Web lists-archives.com

Re: AutoSSH problem




Hi Andrew!


Thank you so much for the prompt answer,
Hi. I'm glad someone is using autossh. I don't use it myself any more, and as a
package maintainer it's impossible for me to tell if anyone else is.
Yes, it came up first in our research to establish a reliable reverse SSH-tunnel.

Is there a more common way?
I figure it would be a very common problem people have, especially with things like VNC.
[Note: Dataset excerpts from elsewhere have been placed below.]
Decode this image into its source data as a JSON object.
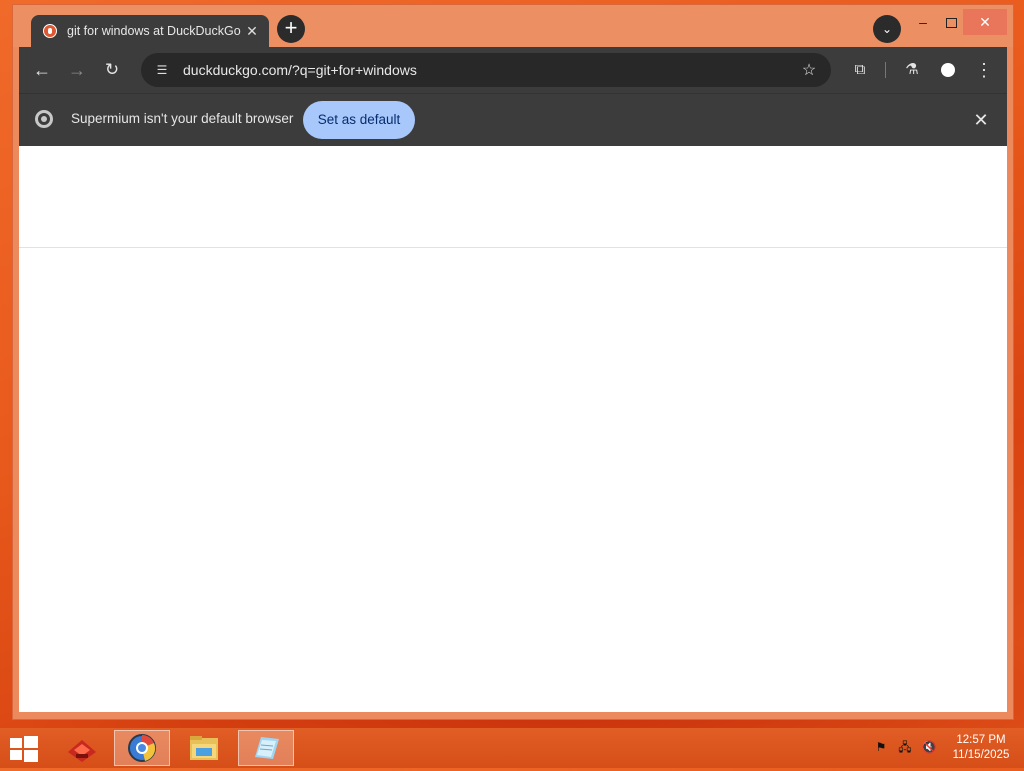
{
  "browser": {
    "tab": {
      "title": "git for windows at DuckDuckGo",
      "favicon": "duckduckgo-icon",
      "close": "✕"
    },
    "new_tab": "+",
    "window_controls": {
      "minimize": "–",
      "close": "✕"
    },
    "toolbar": {
      "url": "duckduckgo.com/?q=git+for+windows"
    },
    "infobar": {
      "message": "Supermium isn't your default browser",
      "button": "Set as default",
      "close": "✕"
    }
  },
  "taskbar": {
    "apps": [
      "xampp-icon",
      "supermium-browser-icon",
      "file-explorer-icon",
      "notepad-icon"
    ],
    "clock": {
      "time": "12:57 PM",
      "date": "11/15/2025"
    }
  },
  "colors": {
    "accent_button": "#a8c7fa",
    "toolbar": "#3c3c3c",
    "desktop": "#e85a1c"
  }
}
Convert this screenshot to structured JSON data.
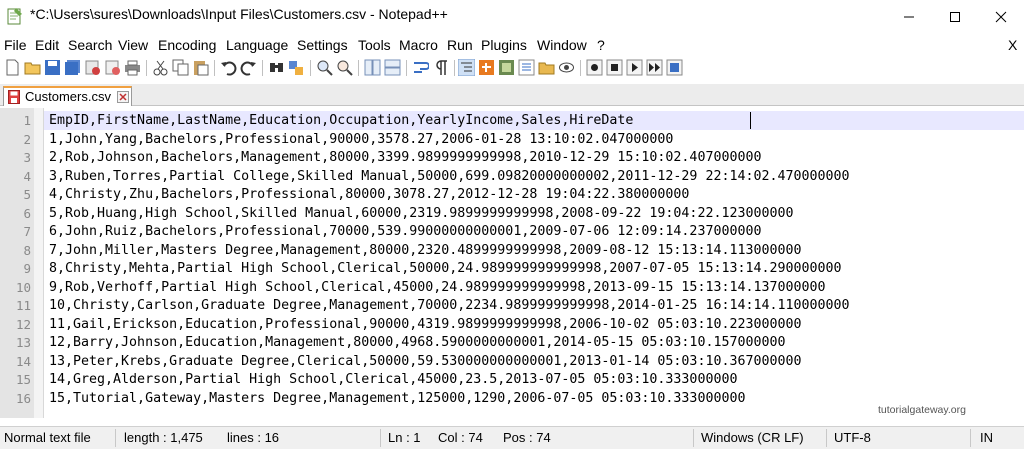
{
  "window": {
    "title": "*C:\\Users\\sures\\Downloads\\Input Files\\Customers.csv - Notepad++"
  },
  "menu": {
    "items": [
      "File",
      "Edit",
      "Search",
      "View",
      "Encoding",
      "Language",
      "Settings",
      "Tools",
      "Macro",
      "Run",
      "Plugins",
      "Window",
      "?"
    ],
    "close_label": "X"
  },
  "toolbar": {
    "icons": [
      "new-file-icon",
      "open-file-icon",
      "save-icon",
      "save-all-icon",
      "close-icon",
      "close-all-icon",
      "print-icon",
      "cut-icon",
      "copy-icon",
      "paste-icon",
      "undo-icon",
      "redo-icon",
      "find-icon",
      "replace-icon",
      "zoom-in-icon",
      "zoom-out-icon",
      "sync-vertical-icon",
      "sync-horizontal-icon",
      "word-wrap-icon",
      "show-all-chars-icon",
      "indent-guide-icon",
      "user-language-icon",
      "doc-map-icon",
      "function-list-icon",
      "folder-workspace-icon",
      "monitoring-icon",
      "record-macro-icon",
      "stop-record-icon",
      "play-macro-icon",
      "run-macro-multiple-icon",
      "save-macro-icon"
    ]
  },
  "tab": {
    "label": "Customers.csv"
  },
  "editor": {
    "line_numbers": [
      "1",
      "2",
      "3",
      "4",
      "5",
      "6",
      "7",
      "8",
      "9",
      "10",
      "11",
      "12",
      "13",
      "14",
      "15",
      "16"
    ],
    "lines": [
      "EmpID,FirstName,LastName,Education,Occupation,YearlyIncome,Sales,HireDate",
      "1,John,Yang,Bachelors,Professional,90000,3578.27,2006-01-28 13:10:02.047000000",
      "2,Rob,Johnson,Bachelors,Management,80000,3399.9899999999998,2010-12-29 15:10:02.407000000",
      "3,Ruben,Torres,Partial College,Skilled Manual,50000,699.09820000000002,2011-12-29 22:14:02.470000000",
      "4,Christy,Zhu,Bachelors,Professional,80000,3078.27,2012-12-28 19:04:22.380000000",
      "5,Rob,Huang,High School,Skilled Manual,60000,2319.9899999999998,2008-09-22 19:04:22.123000000",
      "6,John,Ruiz,Bachelors,Professional,70000,539.99000000000001,2009-07-06 12:09:14.237000000",
      "7,John,Miller,Masters Degree,Management,80000,2320.4899999999998,2009-08-12 15:13:14.113000000",
      "8,Christy,Mehta,Partial High School,Clerical,50000,24.989999999999998,2007-07-05 15:13:14.290000000",
      "9,Rob,Verhoff,Partial High School,Clerical,45000,24.989999999999998,2013-09-15 15:13:14.137000000",
      "10,Christy,Carlson,Graduate Degree,Management,70000,2234.9899999999998,2014-01-25 16:14:14.110000000",
      "11,Gail,Erickson,Education,Professional,90000,4319.9899999999998,2006-10-02 05:03:10.223000000",
      "12,Barry,Johnson,Education,Management,80000,4968.5900000000001,2014-05-15 05:03:10.157000000",
      "13,Peter,Krebs,Graduate Degree,Clerical,50000,59.530000000000001,2013-01-14 05:03:10.367000000",
      "14,Greg,Alderson,Partial High School,Clerical,45000,23.5,2013-07-05 05:03:10.333000000",
      "15,Tutorial,Gateway,Masters Degree,Management,125000,1290,2006-07-05 05:03:10.333000000"
    ],
    "watermark": "tutorialgateway.org"
  },
  "status": {
    "file_type": "Normal text file",
    "length": "length : 1,475",
    "lines": "lines : 16",
    "ln": "Ln : 1",
    "col": "Col : 74",
    "pos": "Pos : 74",
    "eol": "Windows (CR LF)",
    "encoding": "UTF-8",
    "mode": "IN"
  }
}
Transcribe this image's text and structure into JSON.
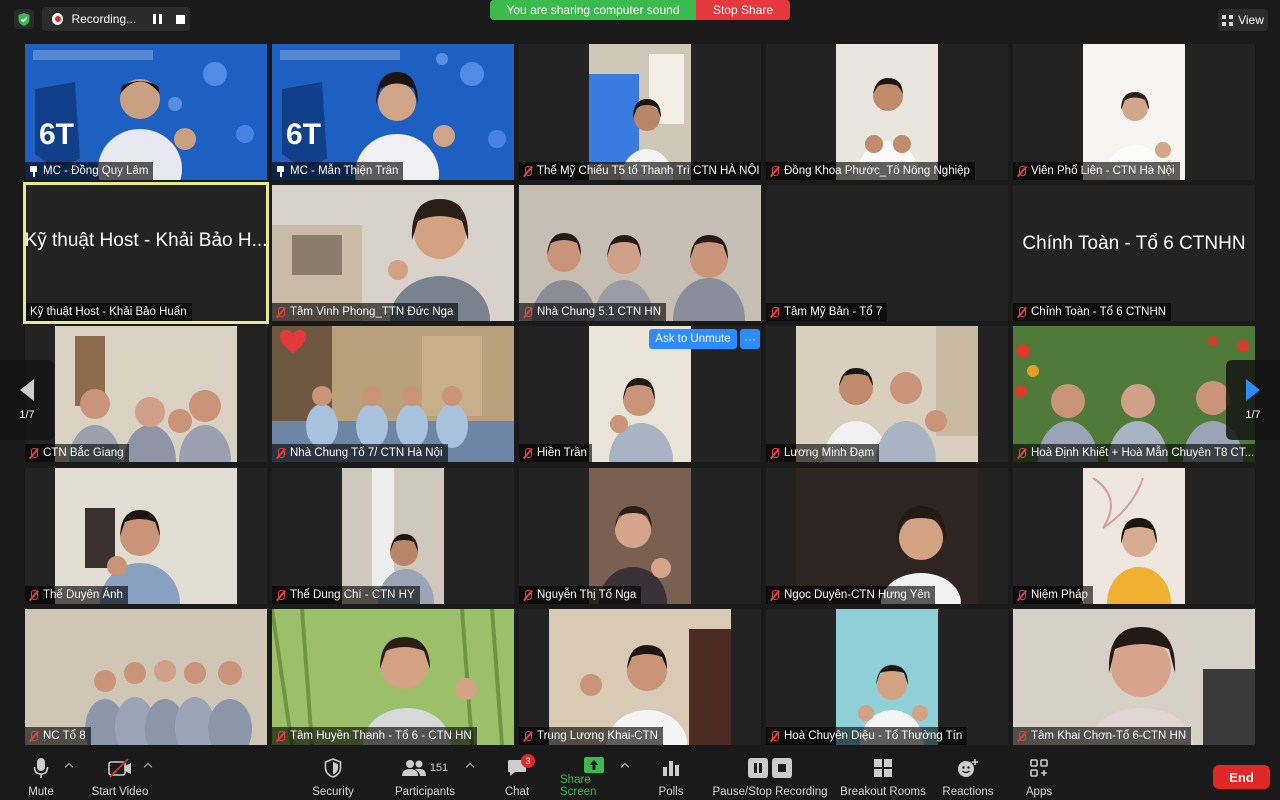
{
  "topbar": {
    "recording_label": "Recording...",
    "sharing_text": "You are sharing computer sound",
    "stop_share_label": "Stop Share",
    "view_label": "View"
  },
  "participants": [
    {
      "name": "MC - Đồng Quy Lâm",
      "icon": "pin-icon"
    },
    {
      "name": "MC - Mẫn Thiện Trân",
      "icon": "pin-icon"
    },
    {
      "name": "Thể Mỹ Chiếu T5 tổ Thanh Trì CTN HÀ NỘI",
      "icon": "mic-off-icon"
    },
    {
      "name": "Đồng Khoa Phước_Tổ Nông Nghiệp",
      "icon": "mic-off-icon"
    },
    {
      "name": "Viên Phổ Liên - CTN Hà Nội",
      "icon": "mic-off-icon"
    },
    {
      "name": "Kỹ thuật Host - Khải Bảo Huấn",
      "big": "Kỹ thuật Host - Khải Bảo H...",
      "icon": "none"
    },
    {
      "name": "Tâm Vinh Phong_TTN Đức Nga",
      "icon": "mic-off-icon"
    },
    {
      "name": "Nhà Chung 5.1 CTN HN",
      "icon": "mic-off-icon"
    },
    {
      "name": "Tâm Mỹ Bản - Tổ 7",
      "icon": "mic-off-icon"
    },
    {
      "name": "Chính Toàn - Tổ 6 CTNHN",
      "big": "Chính Toàn - Tổ 6 CTNHN",
      "icon": "mic-off-icon"
    },
    {
      "name": "CTN Bắc Giang",
      "icon": "mic-off-icon"
    },
    {
      "name": "Nhà Chung Tổ 7/ CTN Hà Nội",
      "icon": "mic-off-icon"
    },
    {
      "name": "Hiền Trần",
      "icon": "mic-off-icon"
    },
    {
      "name": "Lương Minh Đạm",
      "icon": "mic-off-icon"
    },
    {
      "name": "Hoà Định Khiết + Hoà Mẫn Chuyên T8 CT...",
      "icon": "mic-off-icon"
    },
    {
      "name": "Thể Duyên Ánh",
      "icon": "mic-off-icon"
    },
    {
      "name": "Thể Dung Chí - CTN HY",
      "icon": "mic-off-icon"
    },
    {
      "name": "Nguyễn Thị Tố Nga",
      "icon": "mic-off-icon"
    },
    {
      "name": "Ngọc Duyên-CTN Hưng Yên",
      "icon": "mic-off-icon"
    },
    {
      "name": "Niệm Pháp",
      "icon": "mic-off-icon"
    },
    {
      "name": "NC Tổ 8",
      "icon": "mic-off-icon"
    },
    {
      "name": "Tâm Huyền Thanh - Tổ 6 - CTN HN",
      "icon": "mic-off-icon"
    },
    {
      "name": "Trung Lương Khai-CTN",
      "icon": "mic-off-icon"
    },
    {
      "name": "Hoà Chuyên Diệu - Tổ Thường Tín",
      "icon": "mic-off-icon"
    },
    {
      "name": "Tâm Khai Chơn-Tổ 6-CTN HN",
      "icon": "mic-off-icon"
    }
  ],
  "ask_to_unmute_label": "Ask to Unmute",
  "more_label": "···",
  "pagination": {
    "left": "1/7",
    "right": "1/7"
  },
  "toolbar": {
    "mute": "Mute",
    "start_video": "Start Video",
    "security": "Security",
    "participants": "Participants",
    "participants_count": "151",
    "chat": "Chat",
    "chat_badge": "3",
    "share_screen": "Share Screen",
    "polls": "Polls",
    "pause_stop_recording": "Pause/Stop Recording",
    "breakout_rooms": "Breakout Rooms",
    "reactions": "Reactions",
    "apps": "Apps",
    "end": "End"
  },
  "colors": {
    "accent_blue": "#2d8cff",
    "share_green": "#3dba4e",
    "stop_red": "#e5393f",
    "end_red": "#e02828",
    "active_speaker": "#e6ec8c"
  }
}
I have also read about rstunnel ,but I don't know if it goes well on Cygwin and it was from AutoSSH so assumed AutoSSH improved on that :)
SIGALRM?
I wouldn't know.  I was assuming some Windows thing.
Actually because the retry count in the log matched 14 I assumed it had to do with that.

I did glance at the AutoSSH code for a hard limit on 14 tries and indeed there are some #define of that but the default code path does seem to retry infinitely as you and I understood.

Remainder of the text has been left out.